We also pray for ourselves and our brothers and sisters to conquer sin. As long as we live, sin will continue to dwell in our flesh. As with Cain, sin is perpetually crouching at our door. Verse 27 of the above text likely refers to Paul’s battle against sin, so that he would not be disqualified after proclaiming the gospel to others. Only those who hold on to the end will be saved, so let us run the race with endurance. Let us fight to the finish. Let us kill our sin lest it kill us. Let us battle viciously that we would not be those whom Watson describes:

A man may forsake his sins, oaths, drunkenness, uncleanness, and yet come short of the kingdom. He may forsake gross sins, and yet have no reluctance to heart-sins, pride, unbelief, and the first risings of malice and concupiscence. Though he dams up the stream, he lets alone the fountain; though he lop and prune the branches, he does not strike at the root of it. Though he leaves sin for fear of hell, or because it brings shame and penury, yet he still loves sin.

Finally, we pray that God’s kingdom would continue to move further into the world. The prayer Psalm 67 is a cry for the kingdom to come: “May God be gracious to us and bless us and make his face to shine upon us, that your way would may be known on earth, your saving power among all nations. Let the peoples praise you O God; let all the peoples praise you! Let the nations be glad and sing for joy, for you judge the peoples with equity and guide the nations upon earth” (vv. 1-4). Our longing is to see disciples of Jesus being made among all the nations of the earth because we know that true and lasting joy in found in Christ alone. We pray for message of the gospel to go forth to the ends of the earth, to those who have never heard, and we pray the prayer of Isaiah, “Here am I, send me.”

We pray for the kingdom to come because we know that those outside God’s kingdom will one day be enveloped eternally in the domain of darkness. This damnation is unimaginable, yet Watson paints a vivid portrait:

A servant under the law, who had a hard master, at every seventh year might go free; but in hell there is no year of release when the damned shall go free; the fire, the worm, the prison are eternal. If the whole world, from earth to heaven, were filled with grains of sand, and once in a thousand years an angel should come to fetch one grain, how many millions of ages would pass before that vast heap of sand would be quite spent! Yet, if after all this time the sinner might come out of hell, there would be some hope: but this word ever breaks the heart with despair.

There is no hope for those who reject the kingdom of heaven. Thankfully, the harvest is plentiful, so we must pray to the LORD for laborers to both sow and reap the fields of the earth. Our God is not a tyrant; it is our Father’s good pleasure to give us the kingdom (Luke 12:32). He delights to give good gifts to His children, and He gladly gives this one as well. Therefore, let us seek it ourselves and herald it to others.
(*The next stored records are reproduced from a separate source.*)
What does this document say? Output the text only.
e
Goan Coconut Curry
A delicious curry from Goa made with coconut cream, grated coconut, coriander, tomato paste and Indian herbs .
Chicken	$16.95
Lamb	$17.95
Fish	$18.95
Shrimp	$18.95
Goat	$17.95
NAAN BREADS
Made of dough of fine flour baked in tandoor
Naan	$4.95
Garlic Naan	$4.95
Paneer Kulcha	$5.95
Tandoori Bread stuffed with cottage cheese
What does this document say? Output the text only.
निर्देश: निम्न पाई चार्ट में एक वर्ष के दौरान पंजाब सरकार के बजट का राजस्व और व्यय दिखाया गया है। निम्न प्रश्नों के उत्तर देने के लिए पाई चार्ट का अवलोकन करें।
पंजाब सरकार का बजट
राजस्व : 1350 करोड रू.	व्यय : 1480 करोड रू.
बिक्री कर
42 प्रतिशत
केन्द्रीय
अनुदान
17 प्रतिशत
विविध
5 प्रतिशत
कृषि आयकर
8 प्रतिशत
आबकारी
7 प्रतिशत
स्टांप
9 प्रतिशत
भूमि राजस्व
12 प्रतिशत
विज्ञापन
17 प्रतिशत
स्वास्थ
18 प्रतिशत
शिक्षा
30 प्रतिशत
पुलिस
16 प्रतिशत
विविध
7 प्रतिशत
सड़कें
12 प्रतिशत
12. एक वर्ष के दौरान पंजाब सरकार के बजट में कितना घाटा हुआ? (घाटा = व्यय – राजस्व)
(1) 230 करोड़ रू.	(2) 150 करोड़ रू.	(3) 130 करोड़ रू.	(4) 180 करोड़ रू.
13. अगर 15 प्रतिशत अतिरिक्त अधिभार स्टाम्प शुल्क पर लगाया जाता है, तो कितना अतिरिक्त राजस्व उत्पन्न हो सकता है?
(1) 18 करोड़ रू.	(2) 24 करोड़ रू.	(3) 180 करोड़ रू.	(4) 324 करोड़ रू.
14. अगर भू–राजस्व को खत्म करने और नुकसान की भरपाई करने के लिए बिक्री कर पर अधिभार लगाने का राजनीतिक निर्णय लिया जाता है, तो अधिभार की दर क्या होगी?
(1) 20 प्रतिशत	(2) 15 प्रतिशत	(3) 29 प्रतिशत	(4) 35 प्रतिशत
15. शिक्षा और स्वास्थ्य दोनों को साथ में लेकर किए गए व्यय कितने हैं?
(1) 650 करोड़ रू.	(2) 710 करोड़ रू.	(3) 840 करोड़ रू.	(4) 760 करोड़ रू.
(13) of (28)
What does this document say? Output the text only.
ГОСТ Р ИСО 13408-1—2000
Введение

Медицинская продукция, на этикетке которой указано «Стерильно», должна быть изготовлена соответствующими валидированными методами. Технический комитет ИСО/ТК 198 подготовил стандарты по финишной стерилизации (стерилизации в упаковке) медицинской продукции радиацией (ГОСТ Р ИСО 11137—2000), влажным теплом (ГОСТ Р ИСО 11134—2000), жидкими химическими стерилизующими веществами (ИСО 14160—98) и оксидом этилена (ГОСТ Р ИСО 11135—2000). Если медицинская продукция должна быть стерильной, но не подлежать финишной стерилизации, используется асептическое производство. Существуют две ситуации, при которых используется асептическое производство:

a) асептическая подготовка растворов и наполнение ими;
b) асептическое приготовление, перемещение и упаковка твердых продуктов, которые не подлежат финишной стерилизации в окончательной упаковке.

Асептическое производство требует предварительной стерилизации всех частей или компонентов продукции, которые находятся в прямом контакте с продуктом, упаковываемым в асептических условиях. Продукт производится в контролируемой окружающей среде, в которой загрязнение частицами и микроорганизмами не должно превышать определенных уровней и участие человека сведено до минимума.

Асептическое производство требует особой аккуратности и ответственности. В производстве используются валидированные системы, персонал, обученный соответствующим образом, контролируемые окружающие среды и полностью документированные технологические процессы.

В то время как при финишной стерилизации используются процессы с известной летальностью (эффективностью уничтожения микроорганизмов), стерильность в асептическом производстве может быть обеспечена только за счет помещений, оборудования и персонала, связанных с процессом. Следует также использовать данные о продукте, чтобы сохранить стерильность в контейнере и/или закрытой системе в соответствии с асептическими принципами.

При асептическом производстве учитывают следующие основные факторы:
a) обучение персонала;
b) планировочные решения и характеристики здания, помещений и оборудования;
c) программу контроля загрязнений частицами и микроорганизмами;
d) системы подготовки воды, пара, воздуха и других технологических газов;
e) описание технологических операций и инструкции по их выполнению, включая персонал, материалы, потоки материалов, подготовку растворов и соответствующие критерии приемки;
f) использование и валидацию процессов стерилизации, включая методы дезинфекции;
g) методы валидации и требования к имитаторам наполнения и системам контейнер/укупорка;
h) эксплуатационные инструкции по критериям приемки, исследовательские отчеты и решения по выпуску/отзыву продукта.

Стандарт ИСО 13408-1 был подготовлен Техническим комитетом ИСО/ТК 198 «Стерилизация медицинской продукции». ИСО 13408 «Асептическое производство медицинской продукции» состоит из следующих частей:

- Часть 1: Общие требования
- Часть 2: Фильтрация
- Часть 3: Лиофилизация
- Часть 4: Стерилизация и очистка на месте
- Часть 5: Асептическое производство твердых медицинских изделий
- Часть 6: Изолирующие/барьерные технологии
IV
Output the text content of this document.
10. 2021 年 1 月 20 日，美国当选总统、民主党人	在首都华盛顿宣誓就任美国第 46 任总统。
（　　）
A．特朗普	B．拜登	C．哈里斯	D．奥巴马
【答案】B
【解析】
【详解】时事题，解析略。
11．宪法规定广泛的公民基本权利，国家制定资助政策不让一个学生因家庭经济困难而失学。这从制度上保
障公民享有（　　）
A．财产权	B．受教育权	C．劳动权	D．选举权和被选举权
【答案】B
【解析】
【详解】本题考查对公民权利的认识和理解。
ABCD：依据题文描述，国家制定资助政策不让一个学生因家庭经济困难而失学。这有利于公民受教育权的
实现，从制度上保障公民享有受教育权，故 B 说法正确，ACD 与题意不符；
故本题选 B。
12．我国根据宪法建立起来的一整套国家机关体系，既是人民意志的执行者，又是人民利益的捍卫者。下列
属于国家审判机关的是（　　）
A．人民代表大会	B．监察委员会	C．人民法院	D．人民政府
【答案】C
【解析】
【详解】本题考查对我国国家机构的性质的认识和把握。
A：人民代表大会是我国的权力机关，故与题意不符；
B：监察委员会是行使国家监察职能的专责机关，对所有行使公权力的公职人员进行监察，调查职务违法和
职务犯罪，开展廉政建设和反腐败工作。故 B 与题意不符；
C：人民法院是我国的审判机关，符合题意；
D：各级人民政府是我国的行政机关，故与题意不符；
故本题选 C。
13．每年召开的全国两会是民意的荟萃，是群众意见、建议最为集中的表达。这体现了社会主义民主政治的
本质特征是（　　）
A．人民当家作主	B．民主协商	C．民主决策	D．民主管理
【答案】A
Mya we be bold in this pursuit! The kingdom is a buried treasure of infinite price, but we can only afford to buy the field if we sell all that we have. Abraham left his life in Ur to live as a nomad in the land that God would give to his descendants. The Apostles lost their lives for declaring Jesus to be Lord. Athanasius suffered exile and slander for defending the deity of Christ. Luther lived in perpetual threat as a condemned heretic of the Catholic Church for preaching justification by faith alone. Tyndale was executed for translating the Bible into English.

The list goes ever on of those “of whom the world was not worthy” (Hebrews 11:38), of those who considered the glories of this world as rubbish in comparison to the riches of Christ and His kingdom. Theirs was the narrow path, the hard road that few will find and fewer still will endure. Yet that path alone leads to life everlasting and the eternal kingdom of joy.

O brothers and sisters, let us tkae up our cross, crucify ourselves daily, and endure with joy the light, momentary affliction of this life.

Let us seek first God’s kingdom with all our heart, soul, mind, and strength.

Let us proclaim the good news of the kingdom to those enchained in darkness.

Let us pray for the coming of the kingdom of God.